The committee issued criminal referrals and civil subpoenas, referring evidence to the Department of Justice and recommending charges including obstruction of an official proceeding against individuals such as Donald Trump. It authorized subpoenas enforced through litigation in federal courts including cases adjudicated by judges on the D.C. Circuit and Supreme Court precedents. Compliance battles involved privileges asserted by White House counsel and litigation invoking presidential immunity, executive privilege claims associated with Donald Trump and former aides, and contempt referrals for noncompliance leading to arrests and prosecutions in federal court.

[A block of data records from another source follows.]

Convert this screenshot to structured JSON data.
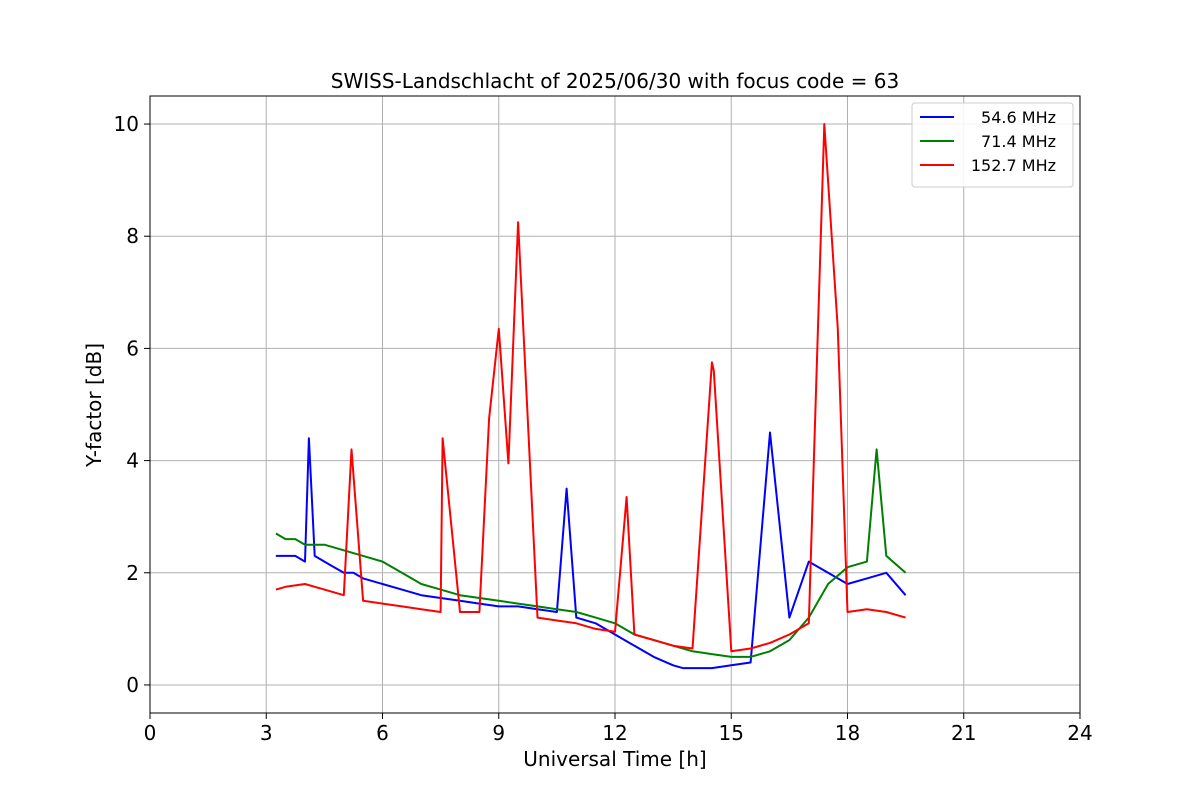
{
  "chart_data": {
    "type": "line",
    "title": "SWISS-Landschlacht of 2025/06/30 with focus code = 63",
    "xlabel": "Universal Time [h]",
    "ylabel": "Y-factor [dB]",
    "xlim": [
      0,
      24
    ],
    "ylim": [
      -0.5,
      10.5
    ],
    "xticks": [
      0,
      3,
      6,
      9,
      12,
      15,
      18,
      21,
      24
    ],
    "yticks": [
      0,
      2,
      4,
      6,
      8,
      10
    ],
    "grid": true,
    "legend_position": "top-right",
    "series": [
      {
        "name": "54.6 MHz",
        "color": "#0000ff",
        "x": [
          3.25,
          3.5,
          3.75,
          4.0,
          4.1,
          4.25,
          4.5,
          4.75,
          5.0,
          5.25,
          5.5,
          5.75,
          6.0,
          6.5,
          7.0,
          7.5,
          8.0,
          8.5,
          9.0,
          9.5,
          10.0,
          10.5,
          10.75,
          11.0,
          11.5,
          12.0,
          12.5,
          13.0,
          13.5,
          13.75,
          14.0,
          14.5,
          15.0,
          15.5,
          16.0,
          16.5,
          17.0,
          17.5,
          18.0,
          18.5,
          19.0,
          19.5
        ],
        "values": [
          2.3,
          2.3,
          2.3,
          2.2,
          4.4,
          2.3,
          2.2,
          2.1,
          2.0,
          2.0,
          1.9,
          1.85,
          1.8,
          1.7,
          1.6,
          1.55,
          1.5,
          1.45,
          1.4,
          1.4,
          1.35,
          1.3,
          3.5,
          1.2,
          1.1,
          0.9,
          0.7,
          0.5,
          0.35,
          0.3,
          0.3,
          0.3,
          0.35,
          0.4,
          4.5,
          1.2,
          2.2,
          2.0,
          1.8,
          1.9,
          2.0,
          1.6
        ]
      },
      {
        "name": "71.4 MHz",
        "color": "#008000",
        "x": [
          3.25,
          3.5,
          3.75,
          4.0,
          4.5,
          5.0,
          5.5,
          6.0,
          6.5,
          7.0,
          7.5,
          8.0,
          8.5,
          9.0,
          9.5,
          10.0,
          10.5,
          11.0,
          11.5,
          12.0,
          12.5,
          13.0,
          13.5,
          14.0,
          14.5,
          15.0,
          15.5,
          16.0,
          16.5,
          17.0,
          17.5,
          18.0,
          18.5,
          18.75,
          19.0,
          19.5
        ],
        "values": [
          2.7,
          2.6,
          2.6,
          2.5,
          2.5,
          2.4,
          2.3,
          2.2,
          2.0,
          1.8,
          1.7,
          1.6,
          1.55,
          1.5,
          1.45,
          1.4,
          1.35,
          1.3,
          1.2,
          1.1,
          0.9,
          0.8,
          0.7,
          0.6,
          0.55,
          0.5,
          0.5,
          0.6,
          0.8,
          1.2,
          1.8,
          2.1,
          2.2,
          4.2,
          2.3,
          2.0
        ]
      },
      {
        "name": "152.7 MHz",
        "color": "#ff0000",
        "x": [
          3.25,
          3.5,
          4.0,
          4.5,
          5.0,
          5.2,
          5.5,
          6.0,
          6.5,
          7.0,
          7.5,
          7.55,
          8.0,
          8.5,
          8.75,
          9.0,
          9.25,
          9.5,
          10.0,
          10.5,
          11.0,
          11.5,
          12.0,
          12.3,
          12.5,
          13.0,
          13.5,
          14.0,
          14.5,
          14.55,
          15.0,
          15.5,
          16.0,
          16.5,
          17.0,
          17.4,
          17.75,
          18.0,
          18.5,
          19.0,
          19.5
        ],
        "values": [
          1.7,
          1.75,
          1.8,
          1.7,
          1.6,
          4.2,
          1.5,
          1.45,
          1.4,
          1.35,
          1.3,
          4.4,
          1.3,
          1.3,
          4.75,
          6.35,
          3.95,
          8.25,
          1.2,
          1.15,
          1.1,
          1.0,
          0.95,
          3.35,
          0.9,
          0.8,
          0.7,
          0.65,
          5.75,
          5.6,
          0.6,
          0.65,
          0.75,
          0.9,
          1.1,
          10.0,
          6.35,
          1.3,
          1.35,
          1.3,
          1.2
        ]
      }
    ]
  }
}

Reactions spanned political, media, and legal arenas with responses from Republicans including Kevin McCarthy and House Freedom Caucus members, and from Democrats including Nancy Pelosi, Chuck Schumer, and Joe Biden. Media coverage by The Wall Street Journal, Politico, and national broadcasters shaped public discourse alongside commentary from scholars at Harvard Kennedy School, Yale Law School, and Columbia University. The committee’s work influenced subsequent congressional oversight, reforms to the Electoral Count Act championed by senators such as Mitch McConnell and Chuck Schumer, and ongoing Department of Justice prosecutions; it also affected electoral politics in the 2022 midterms and debates about accountability, presidential power, and election integrity.